The book focuses on both a little and a lot all in one go and there's a sense of the mystical and Biblical throughout the book. As if we the audience are sitting through a lecture about the Second age from those who lived it.

Countries, settings, high weirdness is all there but there's something else lurking in the backdrop of  Atlantis: The Lost World. The various peoples and quick thumbnails of the various peoples lurking throughout Atlantis: The Lost World.

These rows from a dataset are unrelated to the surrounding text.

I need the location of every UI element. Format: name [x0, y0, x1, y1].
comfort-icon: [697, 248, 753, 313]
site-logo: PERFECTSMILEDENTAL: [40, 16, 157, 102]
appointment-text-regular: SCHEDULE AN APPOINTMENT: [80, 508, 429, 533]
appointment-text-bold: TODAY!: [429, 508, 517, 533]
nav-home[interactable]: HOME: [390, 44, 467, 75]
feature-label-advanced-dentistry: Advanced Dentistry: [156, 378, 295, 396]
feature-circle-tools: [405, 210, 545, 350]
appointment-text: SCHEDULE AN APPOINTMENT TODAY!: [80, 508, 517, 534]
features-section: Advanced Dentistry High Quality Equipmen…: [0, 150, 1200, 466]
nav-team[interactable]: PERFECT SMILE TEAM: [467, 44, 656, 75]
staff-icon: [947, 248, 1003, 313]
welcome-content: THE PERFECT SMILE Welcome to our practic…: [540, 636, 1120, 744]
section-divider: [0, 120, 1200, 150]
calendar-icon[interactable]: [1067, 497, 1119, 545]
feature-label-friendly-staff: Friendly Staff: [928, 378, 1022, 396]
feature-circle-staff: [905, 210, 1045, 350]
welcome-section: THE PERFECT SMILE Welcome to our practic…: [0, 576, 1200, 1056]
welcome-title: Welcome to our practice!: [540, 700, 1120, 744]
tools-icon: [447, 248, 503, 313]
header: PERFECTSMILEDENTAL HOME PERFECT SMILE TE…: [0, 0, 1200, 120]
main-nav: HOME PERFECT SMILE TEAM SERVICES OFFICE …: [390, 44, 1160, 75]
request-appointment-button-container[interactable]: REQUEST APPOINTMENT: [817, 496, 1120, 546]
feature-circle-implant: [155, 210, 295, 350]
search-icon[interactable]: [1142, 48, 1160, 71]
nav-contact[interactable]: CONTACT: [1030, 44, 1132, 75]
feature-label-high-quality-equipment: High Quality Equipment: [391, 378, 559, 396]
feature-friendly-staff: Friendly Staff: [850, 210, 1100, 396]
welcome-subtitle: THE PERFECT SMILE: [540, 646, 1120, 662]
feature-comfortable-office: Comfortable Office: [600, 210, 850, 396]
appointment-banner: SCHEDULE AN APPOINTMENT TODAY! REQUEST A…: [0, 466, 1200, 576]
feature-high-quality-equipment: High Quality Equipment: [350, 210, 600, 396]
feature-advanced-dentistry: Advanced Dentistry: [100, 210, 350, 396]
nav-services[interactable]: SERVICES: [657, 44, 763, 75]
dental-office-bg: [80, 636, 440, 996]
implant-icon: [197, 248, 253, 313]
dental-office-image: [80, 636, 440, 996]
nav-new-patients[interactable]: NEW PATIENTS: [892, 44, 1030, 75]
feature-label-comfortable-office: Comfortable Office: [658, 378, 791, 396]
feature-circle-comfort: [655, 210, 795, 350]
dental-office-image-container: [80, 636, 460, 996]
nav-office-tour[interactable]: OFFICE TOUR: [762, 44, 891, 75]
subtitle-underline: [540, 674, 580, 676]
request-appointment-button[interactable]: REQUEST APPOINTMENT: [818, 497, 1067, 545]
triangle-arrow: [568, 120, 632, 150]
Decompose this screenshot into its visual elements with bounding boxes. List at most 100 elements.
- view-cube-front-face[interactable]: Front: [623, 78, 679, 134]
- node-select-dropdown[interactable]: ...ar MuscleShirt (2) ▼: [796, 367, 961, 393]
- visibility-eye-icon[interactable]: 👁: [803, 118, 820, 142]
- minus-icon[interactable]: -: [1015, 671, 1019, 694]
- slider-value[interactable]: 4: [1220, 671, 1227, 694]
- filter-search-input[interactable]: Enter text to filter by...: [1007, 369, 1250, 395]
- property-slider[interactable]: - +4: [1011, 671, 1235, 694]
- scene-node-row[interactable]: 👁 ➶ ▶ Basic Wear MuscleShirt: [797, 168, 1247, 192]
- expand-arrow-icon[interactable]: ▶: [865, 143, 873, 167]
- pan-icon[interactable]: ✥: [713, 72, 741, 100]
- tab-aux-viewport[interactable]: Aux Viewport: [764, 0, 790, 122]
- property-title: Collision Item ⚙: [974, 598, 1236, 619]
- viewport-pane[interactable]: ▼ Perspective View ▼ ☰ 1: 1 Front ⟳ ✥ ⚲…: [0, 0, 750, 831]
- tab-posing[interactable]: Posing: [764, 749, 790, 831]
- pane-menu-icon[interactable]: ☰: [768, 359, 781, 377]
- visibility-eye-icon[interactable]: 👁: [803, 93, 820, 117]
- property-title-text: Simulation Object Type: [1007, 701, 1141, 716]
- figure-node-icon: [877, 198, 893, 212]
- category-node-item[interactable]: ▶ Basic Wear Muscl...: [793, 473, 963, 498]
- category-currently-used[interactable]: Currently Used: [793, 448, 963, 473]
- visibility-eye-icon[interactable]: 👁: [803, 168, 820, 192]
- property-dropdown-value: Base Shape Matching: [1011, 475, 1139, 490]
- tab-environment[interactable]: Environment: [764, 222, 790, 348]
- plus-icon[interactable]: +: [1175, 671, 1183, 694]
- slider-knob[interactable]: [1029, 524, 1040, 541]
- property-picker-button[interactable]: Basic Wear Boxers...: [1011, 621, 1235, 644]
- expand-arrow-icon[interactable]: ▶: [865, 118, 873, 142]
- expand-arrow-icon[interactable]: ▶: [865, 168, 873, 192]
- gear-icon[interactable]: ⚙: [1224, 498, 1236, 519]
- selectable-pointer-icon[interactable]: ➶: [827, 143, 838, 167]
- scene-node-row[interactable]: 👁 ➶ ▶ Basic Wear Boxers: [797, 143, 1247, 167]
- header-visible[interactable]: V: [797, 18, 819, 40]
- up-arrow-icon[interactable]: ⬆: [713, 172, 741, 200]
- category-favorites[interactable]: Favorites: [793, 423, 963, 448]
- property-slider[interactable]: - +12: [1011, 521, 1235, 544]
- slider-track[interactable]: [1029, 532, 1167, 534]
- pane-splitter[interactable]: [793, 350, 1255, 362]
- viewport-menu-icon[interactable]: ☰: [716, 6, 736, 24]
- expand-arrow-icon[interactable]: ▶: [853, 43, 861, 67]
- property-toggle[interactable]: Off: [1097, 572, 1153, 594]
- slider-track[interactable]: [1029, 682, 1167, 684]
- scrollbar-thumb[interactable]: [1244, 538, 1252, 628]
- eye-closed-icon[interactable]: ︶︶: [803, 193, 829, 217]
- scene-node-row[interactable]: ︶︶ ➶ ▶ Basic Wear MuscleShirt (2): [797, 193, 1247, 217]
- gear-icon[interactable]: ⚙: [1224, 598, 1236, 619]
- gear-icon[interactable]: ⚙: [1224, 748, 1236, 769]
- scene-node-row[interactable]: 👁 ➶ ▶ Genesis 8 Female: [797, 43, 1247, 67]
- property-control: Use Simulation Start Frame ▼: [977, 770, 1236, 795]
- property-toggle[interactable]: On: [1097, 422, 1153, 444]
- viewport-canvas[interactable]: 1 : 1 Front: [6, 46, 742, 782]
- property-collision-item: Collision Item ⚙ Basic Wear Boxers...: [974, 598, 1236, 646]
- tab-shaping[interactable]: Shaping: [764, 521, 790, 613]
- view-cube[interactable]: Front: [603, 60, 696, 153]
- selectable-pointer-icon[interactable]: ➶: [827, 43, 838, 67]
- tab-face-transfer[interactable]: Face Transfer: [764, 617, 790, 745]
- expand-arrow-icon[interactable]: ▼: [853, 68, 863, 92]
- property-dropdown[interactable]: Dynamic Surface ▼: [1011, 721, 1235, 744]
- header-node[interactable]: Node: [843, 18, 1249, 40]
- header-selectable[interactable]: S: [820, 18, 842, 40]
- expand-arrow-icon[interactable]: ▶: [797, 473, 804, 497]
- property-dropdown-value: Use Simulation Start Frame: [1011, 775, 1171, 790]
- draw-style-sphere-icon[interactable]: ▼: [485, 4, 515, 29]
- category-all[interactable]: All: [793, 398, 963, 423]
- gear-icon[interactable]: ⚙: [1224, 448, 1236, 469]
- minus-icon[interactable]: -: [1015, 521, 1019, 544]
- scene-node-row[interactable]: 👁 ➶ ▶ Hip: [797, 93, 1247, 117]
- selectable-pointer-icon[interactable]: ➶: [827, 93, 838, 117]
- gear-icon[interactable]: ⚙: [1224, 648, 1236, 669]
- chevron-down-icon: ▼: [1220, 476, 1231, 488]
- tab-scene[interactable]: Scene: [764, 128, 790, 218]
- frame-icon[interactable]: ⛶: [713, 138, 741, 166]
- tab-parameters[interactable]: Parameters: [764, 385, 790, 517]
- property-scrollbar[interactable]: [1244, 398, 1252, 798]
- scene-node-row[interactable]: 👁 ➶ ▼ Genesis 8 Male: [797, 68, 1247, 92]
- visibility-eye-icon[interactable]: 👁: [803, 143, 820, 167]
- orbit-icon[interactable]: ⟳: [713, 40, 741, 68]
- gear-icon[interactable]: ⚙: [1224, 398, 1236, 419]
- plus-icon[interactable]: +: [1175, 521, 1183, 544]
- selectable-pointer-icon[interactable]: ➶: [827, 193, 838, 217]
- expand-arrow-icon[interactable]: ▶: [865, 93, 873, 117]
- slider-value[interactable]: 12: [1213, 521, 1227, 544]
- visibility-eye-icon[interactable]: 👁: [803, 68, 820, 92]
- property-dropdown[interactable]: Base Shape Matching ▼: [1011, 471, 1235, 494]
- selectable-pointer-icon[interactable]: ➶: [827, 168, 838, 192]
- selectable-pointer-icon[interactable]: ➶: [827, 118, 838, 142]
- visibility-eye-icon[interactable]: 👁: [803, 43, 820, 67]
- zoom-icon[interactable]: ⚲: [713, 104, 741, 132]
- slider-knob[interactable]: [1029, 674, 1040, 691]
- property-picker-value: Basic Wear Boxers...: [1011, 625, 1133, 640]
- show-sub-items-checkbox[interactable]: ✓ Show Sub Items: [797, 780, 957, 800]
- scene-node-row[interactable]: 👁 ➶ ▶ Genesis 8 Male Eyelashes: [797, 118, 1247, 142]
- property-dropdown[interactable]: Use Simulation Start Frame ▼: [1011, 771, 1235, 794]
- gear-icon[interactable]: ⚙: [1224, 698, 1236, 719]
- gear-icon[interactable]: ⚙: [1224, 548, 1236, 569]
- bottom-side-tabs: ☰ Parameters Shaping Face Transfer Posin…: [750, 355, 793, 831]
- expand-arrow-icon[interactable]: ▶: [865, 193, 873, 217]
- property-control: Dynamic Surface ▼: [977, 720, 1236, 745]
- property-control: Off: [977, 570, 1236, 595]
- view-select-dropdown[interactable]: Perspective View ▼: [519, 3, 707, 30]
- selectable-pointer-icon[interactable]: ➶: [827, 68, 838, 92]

 When you get right down too it, there are boat loads of maps, details, and more waiting for your DM to incorporate them into their own home grown campaign. This is one of the things that makes the sourcbook work as a whole that all of these pieces fit together as an uneasy puzzle.

 There really something of the sword and sorcery vibrations working its way through the source book.  Atlantis: The Lost World Source Book. That fluff and essence of  Atlantis herself comes through in spades as one reads and thumbs through the  Atlantis: The Lost World Source Book
 There are also a ton of other rules and backgrounds that while optional can be essential in my humble opinion The approach works on several levels through the  Atlantis: The Lost World Source Book
On the whole this is one of the most dynamic and fun books that came out during the Eighties time period. If you can get this book at a good price? Don't even ask just grab it and go to town with a campaign all of your own.  The Atlantis: The Lost World Source Book is an excellent addition to any game campaign or inhouse setting. Bard Games did an excellent job with  The Atlantis: The Lost World Source Book.